Next month the Olympic torch will arrive in Japan for a four-month relay to launch the opening ceremonies for the Tokyo summer games. But rather than anticipating the sight of Olympic torchbearers, much of Japan is fixated on a different relay: hundreds of masked passengers grimly walking off the quarantined Diamond Princess cruise ship in Yokohama. The ship has been home to more than 630 COVID-19 infections, the largest cluster in the world outside of Wuhan. Departing passengers all test negative for the virus before release, but public health experts fear the virus is hitching rides with individuals who only show symptoms later.

Moreover, on Sunday, Japan's Health Minister acknowledged that the government is unable to track the route of infections in the country (which total 90). Meanwhile, the Japanese public, long supportive of Prime Minister Shinzo Abe, is losing faith in his ability to cope with the crisis. What might have been a manageable situation is now exposing gaps in Japan's ability to respond to a public emergency.

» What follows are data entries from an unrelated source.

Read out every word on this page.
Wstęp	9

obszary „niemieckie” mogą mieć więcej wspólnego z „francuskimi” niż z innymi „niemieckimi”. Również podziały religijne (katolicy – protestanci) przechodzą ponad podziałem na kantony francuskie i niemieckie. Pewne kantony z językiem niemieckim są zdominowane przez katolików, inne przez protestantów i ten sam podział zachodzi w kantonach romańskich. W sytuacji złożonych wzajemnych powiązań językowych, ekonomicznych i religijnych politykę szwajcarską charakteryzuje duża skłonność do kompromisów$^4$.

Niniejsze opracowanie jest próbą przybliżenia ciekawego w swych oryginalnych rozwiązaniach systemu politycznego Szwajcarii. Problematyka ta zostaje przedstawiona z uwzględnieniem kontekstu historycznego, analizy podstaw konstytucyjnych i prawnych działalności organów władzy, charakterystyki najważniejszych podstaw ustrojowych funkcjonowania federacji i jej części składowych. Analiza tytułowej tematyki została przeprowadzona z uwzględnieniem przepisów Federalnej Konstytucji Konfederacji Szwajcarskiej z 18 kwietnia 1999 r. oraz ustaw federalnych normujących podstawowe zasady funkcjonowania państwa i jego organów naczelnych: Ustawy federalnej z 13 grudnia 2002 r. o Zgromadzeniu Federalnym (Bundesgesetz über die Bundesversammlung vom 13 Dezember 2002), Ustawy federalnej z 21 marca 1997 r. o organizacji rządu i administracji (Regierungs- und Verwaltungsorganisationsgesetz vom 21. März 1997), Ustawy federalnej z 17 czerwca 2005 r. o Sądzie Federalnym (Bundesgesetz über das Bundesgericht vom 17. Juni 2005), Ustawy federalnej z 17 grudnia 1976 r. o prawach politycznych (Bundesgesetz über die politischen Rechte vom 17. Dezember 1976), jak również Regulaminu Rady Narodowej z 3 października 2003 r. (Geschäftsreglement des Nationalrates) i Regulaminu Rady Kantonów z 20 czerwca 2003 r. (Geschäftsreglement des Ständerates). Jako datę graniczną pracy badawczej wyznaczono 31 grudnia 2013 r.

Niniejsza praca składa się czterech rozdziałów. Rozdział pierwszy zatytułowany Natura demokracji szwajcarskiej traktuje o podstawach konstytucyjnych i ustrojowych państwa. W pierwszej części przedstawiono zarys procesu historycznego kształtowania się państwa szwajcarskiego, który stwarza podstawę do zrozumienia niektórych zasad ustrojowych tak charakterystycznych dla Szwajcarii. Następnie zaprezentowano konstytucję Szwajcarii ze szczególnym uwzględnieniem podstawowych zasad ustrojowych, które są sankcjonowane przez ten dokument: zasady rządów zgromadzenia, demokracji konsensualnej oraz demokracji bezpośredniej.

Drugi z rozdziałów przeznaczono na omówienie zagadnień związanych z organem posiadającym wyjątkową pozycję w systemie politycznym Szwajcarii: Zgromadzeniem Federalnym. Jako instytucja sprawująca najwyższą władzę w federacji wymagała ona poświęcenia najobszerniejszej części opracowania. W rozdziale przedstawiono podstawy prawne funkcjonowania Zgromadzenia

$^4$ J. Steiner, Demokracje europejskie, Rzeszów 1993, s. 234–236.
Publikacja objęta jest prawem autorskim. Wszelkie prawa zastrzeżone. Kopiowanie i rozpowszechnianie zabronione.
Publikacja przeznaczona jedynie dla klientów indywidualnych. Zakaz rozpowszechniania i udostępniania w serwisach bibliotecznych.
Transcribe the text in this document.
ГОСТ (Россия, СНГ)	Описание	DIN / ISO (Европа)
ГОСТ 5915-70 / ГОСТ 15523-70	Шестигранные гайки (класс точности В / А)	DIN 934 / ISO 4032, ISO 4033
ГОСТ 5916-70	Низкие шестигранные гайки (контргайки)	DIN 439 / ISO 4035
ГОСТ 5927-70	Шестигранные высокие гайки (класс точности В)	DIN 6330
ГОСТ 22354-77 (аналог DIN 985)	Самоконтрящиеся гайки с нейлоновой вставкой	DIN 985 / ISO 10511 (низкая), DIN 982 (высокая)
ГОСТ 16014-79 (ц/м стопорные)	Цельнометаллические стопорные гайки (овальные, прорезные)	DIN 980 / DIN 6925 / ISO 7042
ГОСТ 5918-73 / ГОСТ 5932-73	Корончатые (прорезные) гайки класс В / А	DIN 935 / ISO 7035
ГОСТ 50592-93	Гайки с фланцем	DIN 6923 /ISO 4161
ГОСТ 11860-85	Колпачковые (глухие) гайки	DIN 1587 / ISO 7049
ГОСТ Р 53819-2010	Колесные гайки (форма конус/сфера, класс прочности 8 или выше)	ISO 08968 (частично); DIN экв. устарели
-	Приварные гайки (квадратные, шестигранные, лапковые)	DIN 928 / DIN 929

Japan was not supposed to be in this position. Past global pandemics — such as H1N1 and SARS — emerged from developing countries with poor health-care infrastructure and limited early detection ability for new pathogens. Affluent developed countries are believed to have more or less solved these problems, or at least can afford to manage them in the event of a crisis. Indeed, a 2019 survey ranked Japan 21st out of 195 countries for its ability to prevent, detect, and respond to epidemic and pandemic threats.